Вскоре Шевелёв как-то замкнулся. Стал ходить по коридору с кожаной папочкой, словно инструктор райкома. Вдруг обратился ко мне по фамилии:
– Бобышев, почему бы тебе не выступить у нас в Доме писателей на вечере молодых поэтов?
Действительно, почему бы и не выступить? У них, в Доме писателей...
Начало ноября. Шереметевский особняк – тот, что в двух шагах от Большого дома. Сбор не в зале, и не в одной из нарядных гостиных, а в помещении на задах. Стулья полукругом, на полу стоит гипсовый Ленин, крашенный ещё в тридцатых, подновлённый в сороковых бронзовой краской, которая теперь от него отслаивается. Ясно: я вляпался в мероприятие, посвящённое очередному юбилею Октября.

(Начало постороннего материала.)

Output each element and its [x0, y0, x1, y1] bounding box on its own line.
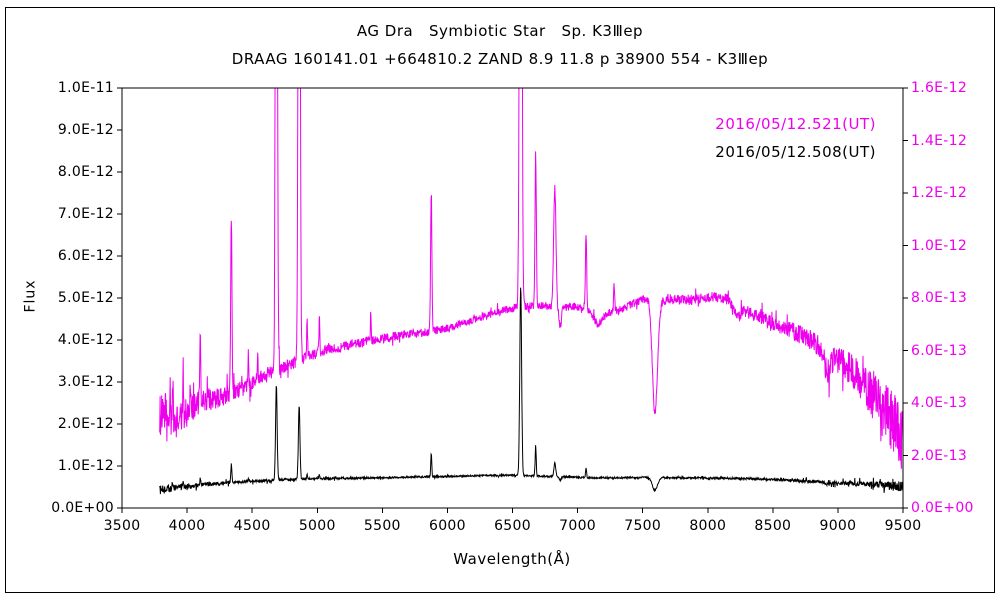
y-left-tick-label: 6.0E-12 [57, 248, 114, 264]
x-tick-label: 5000 [298, 518, 336, 534]
x-tick-label: 8500 [754, 518, 792, 534]
spectrum-trace-magenta [159, 88, 903, 469]
y-right-tick-label: 2.0E-13 [911, 447, 968, 464]
x-tick-label: 6500 [494, 518, 531, 534]
x-tick-label: 5500 [363, 518, 401, 534]
x-tick-label: 7000 [559, 518, 596, 534]
y-right-tick-label: 0.0E+00 [911, 500, 974, 516]
y-left-tick-label: 9.0E-12 [57, 122, 114, 138]
y-left-tick-label: 8.0E-12 [57, 164, 114, 180]
legend-item-black-spectrum: 2016/05/12.508(UT) [715, 143, 876, 161]
y-left-tick-label: 1.0E-11 [57, 80, 114, 96]
x-axis-label-wavelength: Wavelength(Å) [453, 550, 571, 568]
y-right-tick-label: 1.0E-12 [911, 237, 968, 254]
chart-title: AG Dra Symbiotic Star Sp. K3Ⅲep [356, 22, 644, 40]
y-right-tick-label: 4.0E-13 [911, 395, 968, 411]
y-left-tick-label: 0.0E+00 [51, 500, 114, 516]
x-tick-label: 4000 [168, 518, 206, 534]
y-right-tick-label: 1.6E-12 [911, 80, 968, 96]
y-left-tick-label: 7.0E-12 [57, 206, 114, 222]
y-left-tick-label: 1.0E-12 [57, 458, 114, 474]
legend-item-magenta-spectrum: 2016/05/12.521(UT) [715, 115, 876, 133]
legend: 2016/05/12.521(UT) 2016/05/12.508(UT) [0, 110, 876, 166]
x-tick-label: 7500 [624, 518, 662, 534]
x-tick-label: 9000 [819, 518, 857, 534]
spectrum-trace-black [159, 287, 903, 495]
y-left-tick-label: 5.0E-12 [57, 290, 114, 306]
y-right-tick-label: 1.2E-12 [911, 185, 968, 201]
y-right-tick-label: 8.0E-13 [911, 290, 968, 306]
y-axis-label-flux: Flux [22, 279, 39, 313]
y-left-tick-label: 2.0E-12 [57, 416, 114, 432]
x-tick-label: 6000 [428, 518, 466, 534]
y-right-tick-label: 6.0E-13 [911, 342, 968, 359]
x-tick-label: 4500 [233, 518, 271, 534]
x-tick-label: 3500 [103, 518, 141, 534]
x-tick-label: 8000 [689, 518, 727, 534]
y-left-tick-label: 3.0E-12 [57, 374, 114, 390]
chart-subtitle: DRAAG 160141.01 +664810.2 ZAND 8.9 11.8 … [231, 50, 769, 68]
x-tick-label: 9500 [884, 518, 922, 534]
y-right-tick-label: 1.4E-12 [911, 132, 968, 149]
y-left-tick-label: 4.0E-12 [57, 332, 114, 348]
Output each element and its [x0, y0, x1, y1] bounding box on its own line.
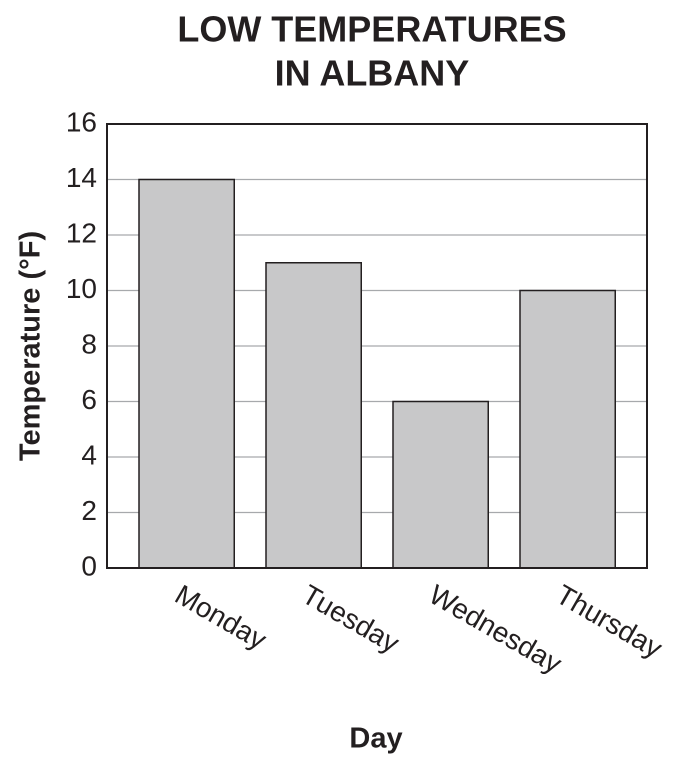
- y-tick-label: 6: [81, 384, 97, 415]
- bar: [392, 400, 489, 569]
- x-tick-label: Tuesday: [297, 579, 405, 659]
- plot-frame: [106, 123, 648, 569]
- x-tick-label: Wednesday: [424, 579, 567, 680]
- bar: [138, 178, 235, 569]
- y-axis-title: Temperature (°F): [15, 231, 47, 461]
- x-axis-title: Day: [349, 723, 402, 755]
- chart-title: IN ALBANY: [275, 53, 470, 94]
- y-tick-label: 12: [66, 217, 97, 248]
- y-tick-label: 4: [81, 439, 97, 470]
- x-tick-label: Thursday: [551, 579, 668, 664]
- chart-title: LOW TEMPERATURES: [177, 9, 566, 50]
- y-tick-label: 10: [66, 273, 97, 304]
- y-tick-label: 0: [81, 550, 97, 581]
- y-tick-label: 14: [66, 162, 97, 193]
- y-tick-label: 8: [81, 328, 97, 359]
- bar: [519, 289, 616, 569]
- bar: [265, 262, 362, 569]
- x-tick-label: Monday: [170, 579, 272, 656]
- y-tick-label: 16: [66, 106, 97, 137]
- y-tick-label: 2: [81, 495, 97, 526]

Вечер ведут – дружной парочкой – Шевелёв и Кежун! Набирается немало литературной молодёжи, – среди них усмешливый крепыш Петя Чейгин, сошедший прямо с ораниенбаумской электрички, затем добрый молодец Олег Охапкин, возможно, где-то в толпе находится ещё царскосельский отрок Боря Куприянов и, конечно, держащийся их атаманом Виктор Кривулин. Этих я признаю и ценю, но для ведущих они ещё не поэты, а только слушатели. Шевелёв выпускает других, уже отстоявшихся в накопителе: например, ещё одну умеренную цветаевку – Раису Вдовину.
Наконец, моя очередь. Я читаю:
– Бортнянский. Хор с оркестром. И – Россия...
Это – об исполнении его итальянских хоралов в Капелле, куда мы ходили вместе с Галей Руби. С ней мы не теряли дружбы, поддерживая отношения хотя бы на филармоническом уровне. Когда выходили с того концерта, стоял крепкий мороз, был чёрный декабрьский вечер, яркая звезда горела над Певческим мостом, над Дворцовой. То была Альфа созвездия Возничего, Капелла.